How to Grow Pepper Tips:

  • In colder months start planting seeds indoors. 
  • We like to start our seeds in small containers indoors or outdoors, then plant them out into the garden when they're strong enough to handle heavy rainfall.
  • If growing peppers inside, turn the pot at least once a week so all plants get good sunlight.
  • Gently brush your hand over the pepper plants when small so they grow stronger. Outdoors the wind helps the plants grow strong, inside a fan or your hand movement will have to do. 
  • Plant different pepper varieties 50+ feet apart if you want to save seeds for the next growing season. 
  • If your pepper plants get too much sun in the heat of summer, you can plant a fast-growing plant such as Mexican sunflower (tithonia diversifolia) next to them to block out a little of the sun. These can easily be cut down in the fall or when they get too tall. 
  • Saving pepper seeds is easy, so save the seeds from your favorite homegrown peppers this season. 
  • Seeds from hot peppers burn your skin, so do not touch them with your fingers.

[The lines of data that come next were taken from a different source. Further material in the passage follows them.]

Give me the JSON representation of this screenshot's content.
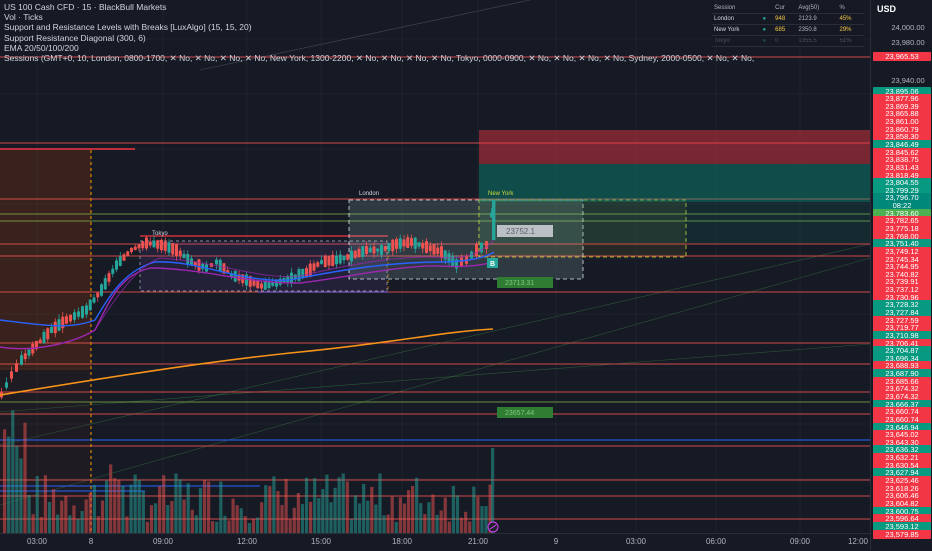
{
  "legend": {
    "title": "US 100 Cash CFD · 15 · BlackBull Markets",
    "indicators": [
      "Vol · Ticks",
      "Support and Resistance Levels with Breaks [LuxAlgo] (15, 15, 20)",
      "Support Resistance Diagonal (300, 6)",
      "EMA 20/50/100/200",
      "Sessions (GMT+0, 10, London, 0800-1700, ✕ No, ✕ No, ✕ No, ✕ No, New York, 1300-2200, ✕ No, ✕ No, ✕ No, ✕ No, Tokyo, 0000-0900, ✕ No, ✕ No, ✕ No, ✕ No, Sydney, 2000-0500, ✕ No, ✕ No,"
    ]
  },
  "sessions_table": {
    "headers": [
      "Session",
      "",
      "Cur",
      "Avg(50)",
      "%"
    ],
    "rows": [
      {
        "name": "London",
        "dot": "●",
        "cur": "948",
        "avg": "2123.9",
        "pct": "45%"
      },
      {
        "name": "New York",
        "dot": "●",
        "cur": "685",
        "avg": "2350.8",
        "pct": "29%"
      },
      {
        "name": "Tokyo",
        "dot": "●",
        "cur": "0",
        "avg": "1355.5",
        "pct": "51%"
      }
    ]
  },
  "session_labels": {
    "tokyo": "Tokyo",
    "london": "London",
    "newyork": "New York"
  },
  "markers": {
    "b": "B",
    "price_box": "23752.1",
    "green_box_1": "23713.31",
    "green_box_2": "23657.44"
  },
  "price_axis": {
    "currency": "USD",
    "ticks": [
      "24,000.00",
      "23,980.00",
      "23,940.00"
    ],
    "labels": [
      {
        "v": "23,965.53",
        "c": "red"
      },
      {
        "v": "23,895.06",
        "c": "green"
      },
      {
        "v": "23,877.96",
        "c": "red"
      },
      {
        "v": "23,869.39",
        "c": "red"
      },
      {
        "v": "23,865.88",
        "c": "red"
      },
      {
        "v": "23,861.00",
        "c": "red"
      },
      {
        "v": "23,860.79",
        "c": "red"
      },
      {
        "v": "23,858.30",
        "c": "red"
      },
      {
        "v": "23,846.49",
        "c": "green"
      },
      {
        "v": "23,845.62",
        "c": "red"
      },
      {
        "v": "23,838.75",
        "c": "red"
      },
      {
        "v": "23,831.43",
        "c": "red"
      },
      {
        "v": "23,818.49",
        "c": "red"
      },
      {
        "v": "23,804.55",
        "c": "green"
      },
      {
        "v": "23,799.29",
        "c": "green"
      },
      {
        "v": "23,796.70",
        "c": "teal"
      },
      {
        "v": "08:22",
        "c": "teal"
      },
      {
        "v": "23,783.60",
        "c": "lime"
      },
      {
        "v": "23,782.65",
        "c": "red"
      },
      {
        "v": "23,775.18",
        "c": "red"
      },
      {
        "v": "23,768.00",
        "c": "red"
      },
      {
        "v": "23,751.40",
        "c": "green"
      },
      {
        "v": "23,749.12",
        "c": "red"
      },
      {
        "v": "23,745.34",
        "c": "red"
      },
      {
        "v": "23,744.95",
        "c": "red"
      },
      {
        "v": "23,740.82",
        "c": "red"
      },
      {
        "v": "23,739.91",
        "c": "red"
      },
      {
        "v": "23,737.12",
        "c": "red"
      },
      {
        "v": "23,730.96",
        "c": "red"
      },
      {
        "v": "23,728.32",
        "c": "green"
      },
      {
        "v": "23,727.84",
        "c": "green"
      },
      {
        "v": "23,727.59",
        "c": "red"
      },
      {
        "v": "23,719.77",
        "c": "red"
      },
      {
        "v": "23,710.98",
        "c": "green"
      },
      {
        "v": "23,706.41",
        "c": "red"
      },
      {
        "v": "23,704.87",
        "c": "green"
      },
      {
        "v": "23,696.34",
        "c": "green"
      },
      {
        "v": "23,688.93",
        "c": "red"
      },
      {
        "v": "23,687.90",
        "c": "green"
      },
      {
        "v": "23,685.66",
        "c": "red"
      },
      {
        "v": "23,674.32",
        "c": "red"
      },
      {
        "v": "23,674.32",
        "c": "red"
      },
      {
        "v": "23,666.37",
        "c": "green"
      },
      {
        "v": "23,660.74",
        "c": "red"
      },
      {
        "v": "23,660.74",
        "c": "red"
      },
      {
        "v": "23,646.94",
        "c": "green"
      },
      {
        "v": "23,645.02",
        "c": "red"
      },
      {
        "v": "23,643.30",
        "c": "red"
      },
      {
        "v": "23,636.32",
        "c": "green"
      },
      {
        "v": "23,632.21",
        "c": "red"
      },
      {
        "v": "23,630.54",
        "c": "red"
      },
      {
        "v": "23,627.94",
        "c": "green"
      },
      {
        "v": "23,625.46",
        "c": "red"
      },
      {
        "v": "23,618.26",
        "c": "red"
      },
      {
        "v": "23,606.46",
        "c": "red"
      },
      {
        "v": "23,604.82",
        "c": "red"
      },
      {
        "v": "23,600.75",
        "c": "green"
      },
      {
        "v": "23,596.64",
        "c": "red"
      },
      {
        "v": "23,593.12",
        "c": "green"
      },
      {
        "v": "23,579.85",
        "c": "red"
      }
    ]
  },
  "time_axis": [
    "03:00",
    "8",
    "09:00",
    "12:00",
    "15:00",
    "18:00",
    "21:00",
    "9",
    "03:00",
    "06:00",
    "09:00",
    "12:00"
  ],
  "colors": {
    "up": "#26a69a",
    "down": "#ef5350",
    "ema_orange": "#f7931a",
    "ema_blue": "#2962ff",
    "ema_purple": "#9c27b0"
  }
}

  • How to grow peppers from seed

We have pepper plants of all types growing all over, but because we save seeds, we do try to grow each variety at least 50 feet away from each other. If you get too many peppers, you can easily freeze or pickle them for later use. In the food forest, we plant in between other plants and in bigger patches together. We also grow several peppers in pots around the house, but because these grow near other varieties, we do not save the seeds from these peppers.